RadarOnline, in January, wrote an expose on the Atomwaffen, which the site said are “a group of neo-Nazi nerds” who “have been recruiting new members at top tier American universities.” The site added that the “Atomwaffen Division, are considered a potential threat because they’re aligned with Islamic terrorists and are encouraging attacks on the United States.”
According to posts on the Atomwaffen message board, the group has posted racist, white supremacist fliers at universities including the University of Central Florida, Old Dominion University and the University of Washington, among other colleges.
4. Police Say They Found Nazi Propaganda & a Framed Photo of Oklahoma City Bomber Timothy McVeigh in Russell’s Bedroom
According to federal court documents, police found “Nazi/white supremacist propaganda,” including “a framed photograph of Oklahoma City-federal-building bomber Timothy McVeigh,” on Russell’s dresser in his bedroom.
Investigators also found firearms and ammunition.
“Additionally, upon entry into the premises by the bomb technicians, their pagers alerted to what was determined to be two radiation sources (thorium and americium).
FBI Agent Timothy Swanson said Russell “admitted to being a national socialist” before asking for a lawyer.

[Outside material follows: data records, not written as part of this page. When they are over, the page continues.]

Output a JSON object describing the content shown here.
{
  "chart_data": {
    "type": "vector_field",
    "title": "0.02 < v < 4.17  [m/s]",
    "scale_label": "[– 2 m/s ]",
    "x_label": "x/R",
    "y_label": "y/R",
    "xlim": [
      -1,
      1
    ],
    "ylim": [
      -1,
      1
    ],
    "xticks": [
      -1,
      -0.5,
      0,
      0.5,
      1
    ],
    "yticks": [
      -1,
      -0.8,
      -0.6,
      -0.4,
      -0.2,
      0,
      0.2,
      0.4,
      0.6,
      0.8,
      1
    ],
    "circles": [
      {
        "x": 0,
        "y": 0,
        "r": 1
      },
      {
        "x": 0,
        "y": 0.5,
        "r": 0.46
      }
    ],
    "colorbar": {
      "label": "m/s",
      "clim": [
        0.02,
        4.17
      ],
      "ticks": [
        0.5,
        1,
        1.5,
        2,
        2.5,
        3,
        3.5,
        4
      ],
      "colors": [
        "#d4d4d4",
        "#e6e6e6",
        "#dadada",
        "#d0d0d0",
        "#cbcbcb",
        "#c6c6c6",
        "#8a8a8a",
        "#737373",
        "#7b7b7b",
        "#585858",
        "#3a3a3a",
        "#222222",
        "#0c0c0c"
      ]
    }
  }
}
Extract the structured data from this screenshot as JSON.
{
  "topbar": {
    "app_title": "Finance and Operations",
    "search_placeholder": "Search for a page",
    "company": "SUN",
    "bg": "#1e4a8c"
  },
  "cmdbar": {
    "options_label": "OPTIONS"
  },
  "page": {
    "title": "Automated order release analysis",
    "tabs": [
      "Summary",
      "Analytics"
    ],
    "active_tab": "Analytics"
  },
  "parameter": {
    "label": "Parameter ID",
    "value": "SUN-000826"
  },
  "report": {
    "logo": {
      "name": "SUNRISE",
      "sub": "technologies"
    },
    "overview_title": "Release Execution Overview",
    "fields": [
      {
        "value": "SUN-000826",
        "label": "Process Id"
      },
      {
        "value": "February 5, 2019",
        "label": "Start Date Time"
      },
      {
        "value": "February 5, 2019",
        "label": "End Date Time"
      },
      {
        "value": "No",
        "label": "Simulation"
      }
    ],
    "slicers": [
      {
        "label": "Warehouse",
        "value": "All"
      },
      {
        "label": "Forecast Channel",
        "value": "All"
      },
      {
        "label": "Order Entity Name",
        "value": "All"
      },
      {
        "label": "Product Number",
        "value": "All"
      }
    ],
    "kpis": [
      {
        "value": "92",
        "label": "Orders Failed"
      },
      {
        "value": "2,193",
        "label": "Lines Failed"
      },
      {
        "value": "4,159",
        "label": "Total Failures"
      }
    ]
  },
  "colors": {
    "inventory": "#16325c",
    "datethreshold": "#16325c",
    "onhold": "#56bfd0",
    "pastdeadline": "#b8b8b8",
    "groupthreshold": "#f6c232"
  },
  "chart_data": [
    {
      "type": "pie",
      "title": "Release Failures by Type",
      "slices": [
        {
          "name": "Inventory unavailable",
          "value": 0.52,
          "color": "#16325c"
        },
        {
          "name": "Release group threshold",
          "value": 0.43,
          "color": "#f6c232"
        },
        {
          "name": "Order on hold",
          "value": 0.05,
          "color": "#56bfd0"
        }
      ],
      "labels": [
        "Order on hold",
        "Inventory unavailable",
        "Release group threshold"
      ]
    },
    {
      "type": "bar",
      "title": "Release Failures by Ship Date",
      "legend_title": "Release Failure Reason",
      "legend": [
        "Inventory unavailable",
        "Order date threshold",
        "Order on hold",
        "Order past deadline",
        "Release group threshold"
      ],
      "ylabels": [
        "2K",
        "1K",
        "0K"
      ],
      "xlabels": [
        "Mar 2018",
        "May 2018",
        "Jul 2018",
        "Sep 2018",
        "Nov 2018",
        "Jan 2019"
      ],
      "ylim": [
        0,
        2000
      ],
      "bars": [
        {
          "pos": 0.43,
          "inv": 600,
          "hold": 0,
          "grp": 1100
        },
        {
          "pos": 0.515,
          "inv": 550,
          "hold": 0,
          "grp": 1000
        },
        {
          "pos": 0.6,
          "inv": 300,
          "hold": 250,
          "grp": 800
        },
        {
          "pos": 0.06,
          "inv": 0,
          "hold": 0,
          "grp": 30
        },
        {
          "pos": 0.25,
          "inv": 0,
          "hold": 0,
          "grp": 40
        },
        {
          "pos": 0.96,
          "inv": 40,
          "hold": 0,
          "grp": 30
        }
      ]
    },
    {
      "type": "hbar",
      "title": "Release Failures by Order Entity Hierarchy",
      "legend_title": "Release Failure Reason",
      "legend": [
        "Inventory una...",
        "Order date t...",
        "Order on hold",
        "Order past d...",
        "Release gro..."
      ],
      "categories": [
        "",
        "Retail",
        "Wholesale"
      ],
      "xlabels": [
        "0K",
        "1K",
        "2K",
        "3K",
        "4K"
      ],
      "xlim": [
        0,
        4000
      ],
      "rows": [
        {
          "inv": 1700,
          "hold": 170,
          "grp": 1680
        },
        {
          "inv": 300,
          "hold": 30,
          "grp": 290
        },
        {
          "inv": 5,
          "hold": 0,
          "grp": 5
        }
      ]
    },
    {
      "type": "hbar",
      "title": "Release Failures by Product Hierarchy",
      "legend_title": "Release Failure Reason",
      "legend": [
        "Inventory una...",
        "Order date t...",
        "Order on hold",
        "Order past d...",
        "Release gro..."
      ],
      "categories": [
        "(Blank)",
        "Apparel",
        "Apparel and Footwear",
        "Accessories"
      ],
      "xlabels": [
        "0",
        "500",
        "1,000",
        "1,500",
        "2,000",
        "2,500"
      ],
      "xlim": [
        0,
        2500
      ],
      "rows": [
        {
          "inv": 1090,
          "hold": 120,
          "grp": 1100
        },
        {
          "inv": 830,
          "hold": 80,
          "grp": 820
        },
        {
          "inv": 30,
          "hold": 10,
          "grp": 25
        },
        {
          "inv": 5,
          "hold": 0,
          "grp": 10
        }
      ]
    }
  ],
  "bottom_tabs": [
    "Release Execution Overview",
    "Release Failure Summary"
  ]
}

“Russell also admitted to his neo-Nazi beliefs and that he was a member of a self-organized group called the “Atomwaffen,” Swanson wrote.
Devon Arthurs, the accused killer of Russell’s roommates, told investigators, “for some time before the murders, he had been privy to Russell participating in online neo-Nazi internet chat rooms where he threatened to kill people and bomb infrastructure.”
5. Russell, Who Faces Up to 11 Years in Prison, Was Taken Into Custody in the Florida Keys & Is Being Held at a Federal Detention Center in Miami
Russell was arrested on Sunday, May 21, after a traffic stop in the Florida Keys, the Miami Herald reports. The FBI appeared to be searching for Russell after determining the explosives in his home were not legal for him to possess and were being illegally stored.
He was taken into custody by deputies from the Monroe County Sheriff’s Office and transferred to the FBI. He is facing charges of possession of an unregistered destructive device and unlawful storage of explosive material.
The possession charge carries a maximum sentence of 10 years in prison and is a felony. The unlawful storage charge is a misdemeanor that carries a maximum of one year in prison.
Russell was being held at the Miami Federal Detention Center after his arrest and remained there on Monday, according to online records. It is not clear when he is set to appear in court.
He is being prosecuted by the Office of the U.S. Attorney for the Middle District of Florida and the investigation was led by the FBI’s Tampa field office.
It is not clear if Russell has hired an attorney. He could not be reached for comment.